Tuesday, August 8, 2017

The Inquisitor's Tale, by Adam Gidwitz and Hatem Aly

Today I'm looking at a book which was foisted upon me by one of my friends, The Inquisitor's Tale ,Or, The Three Magic Children and Their Holy Dog. This book is set in France in 1242 and was described to me as a modern-day reimagining of Chaucer's The Canterbury Tales and also done for children. And I have to admit, at least in the beginning the parallels with The Canterbury Tales is very pronounced, although I feel like it sort of tapers off as the book goes on.The main message of the book is also fairly heavy-handed but it's a good message so I can't fault Gidwitz too much.

The book begins with travellers in an inn, discussing the three magical children and their holy dog who have been declared outlaws by King Louis IX of France. But nobody precisely knows what the children have done to raise the ire of the king or who they are. However, the travellers in the inn start sharing stories, revealing that all of them know a little bit about the tale and together they're able to create a more coherent picture.

Gradually we are introduced to our four protagonists. First we have Gwenforte the greyhound, who died protecting baby Jeanne from an adder and was venerated as a saint by peasants in a village until Gwenforte was resurrected. And then there's Jeanne, the French peasant girl Gwenforte saved who can see the future. Next we meet William, an enormous oblate in a monastery whose father was a knight in the reconquista and whose mother was a Moor. William possesses enormous strength, capable of shattering a stone bench with his bare hands. Finally there's Jacob, a Jewish boy whose home village is burned down by some foolish Christian boys on a dare and who possesses the ability to miraculously heal any wound with different plants. The children eventually meet up and become boon companions.

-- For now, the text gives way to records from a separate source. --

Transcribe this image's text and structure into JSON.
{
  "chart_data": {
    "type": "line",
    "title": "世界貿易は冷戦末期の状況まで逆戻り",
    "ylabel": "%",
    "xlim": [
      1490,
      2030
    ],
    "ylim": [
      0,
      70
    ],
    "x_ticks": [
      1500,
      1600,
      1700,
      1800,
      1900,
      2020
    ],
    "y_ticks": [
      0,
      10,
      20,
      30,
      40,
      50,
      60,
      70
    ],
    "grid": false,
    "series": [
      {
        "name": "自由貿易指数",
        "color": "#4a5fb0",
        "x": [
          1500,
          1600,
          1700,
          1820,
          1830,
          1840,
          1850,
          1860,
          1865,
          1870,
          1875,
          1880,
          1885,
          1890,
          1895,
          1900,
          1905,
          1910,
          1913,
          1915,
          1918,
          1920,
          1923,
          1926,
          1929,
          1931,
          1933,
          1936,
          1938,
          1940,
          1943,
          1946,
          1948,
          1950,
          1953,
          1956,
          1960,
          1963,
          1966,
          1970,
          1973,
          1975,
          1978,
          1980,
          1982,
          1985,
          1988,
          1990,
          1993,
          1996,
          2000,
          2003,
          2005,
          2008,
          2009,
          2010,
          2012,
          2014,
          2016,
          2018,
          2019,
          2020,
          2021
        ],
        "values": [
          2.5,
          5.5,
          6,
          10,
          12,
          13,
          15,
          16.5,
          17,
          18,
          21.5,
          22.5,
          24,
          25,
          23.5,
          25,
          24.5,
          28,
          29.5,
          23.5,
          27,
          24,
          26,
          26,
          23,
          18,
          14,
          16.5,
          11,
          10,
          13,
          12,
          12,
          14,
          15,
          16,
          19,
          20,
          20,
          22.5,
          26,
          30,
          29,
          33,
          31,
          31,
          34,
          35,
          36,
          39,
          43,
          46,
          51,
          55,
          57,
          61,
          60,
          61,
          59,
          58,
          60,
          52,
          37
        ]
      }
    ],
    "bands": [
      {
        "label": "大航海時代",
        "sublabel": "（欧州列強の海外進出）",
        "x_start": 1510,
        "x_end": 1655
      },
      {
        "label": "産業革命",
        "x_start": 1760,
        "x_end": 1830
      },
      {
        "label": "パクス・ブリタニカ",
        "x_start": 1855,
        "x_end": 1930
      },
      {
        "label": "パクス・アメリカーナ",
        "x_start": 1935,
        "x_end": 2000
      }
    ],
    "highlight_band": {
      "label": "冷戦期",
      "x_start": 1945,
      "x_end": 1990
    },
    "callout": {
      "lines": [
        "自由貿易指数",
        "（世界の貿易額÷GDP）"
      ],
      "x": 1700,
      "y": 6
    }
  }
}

Another way that this book is a lot like Canterbury Tales is there's a lot of low-brow humor, especially in the first third or so of the book. There's a point where peasants send a bunch of knights swimming through a dung heap looking for a child that isn't there, there's a farting dragon, and there's a pun on the multiple uses of the word ass. Considering that in The Miller's Tale, which is one of the ones I was forced to read in high school, two young students plan to bed another man's wife, one of them succeeds in doing so, the woman gets another one of the students to kiss her butt, and then the first student farts in the other student's face, the things I just described would totally not go amiss in one of the more comedic of Chaucer's tales. I do feel in hindsight that the humor doesn't fit as well because of the tonal shift around a third of the way through the book, but that's just me.

The main theme of the book is about tolerance in general and religious tolerance in specific. Now this is a theme which I'm all in favor of. I'm on board with loving your neighbor as yourself, even if it's really darn hard sometimes. But I feel like this book does it in kind of a heavy-handed way that it becomes too much. Obviously there are people who aren't into the whole tolerance thing in the first place, but I'm not sure they'd pick up this book in the first place and even if they did if it would change their minds at all. Maybe there are a few people who would benefit, but it feels a lot like Gidwitz is stating something his audience already agrees on with him.

Overall though, I thought this book was pretty good, in spite of the heavy-handedness and sharp tonal shift. The illuminations by Hatem Aly done within the book are wonderful to look at and occasionally capture the feeling of a true medieval manuscript. Gidwitz has also done significant research to ensure his book doesn't stray too far from the truth of medieval life in thirteenth century France. For anybody who enjoys all things medieval, I think this is worth a look.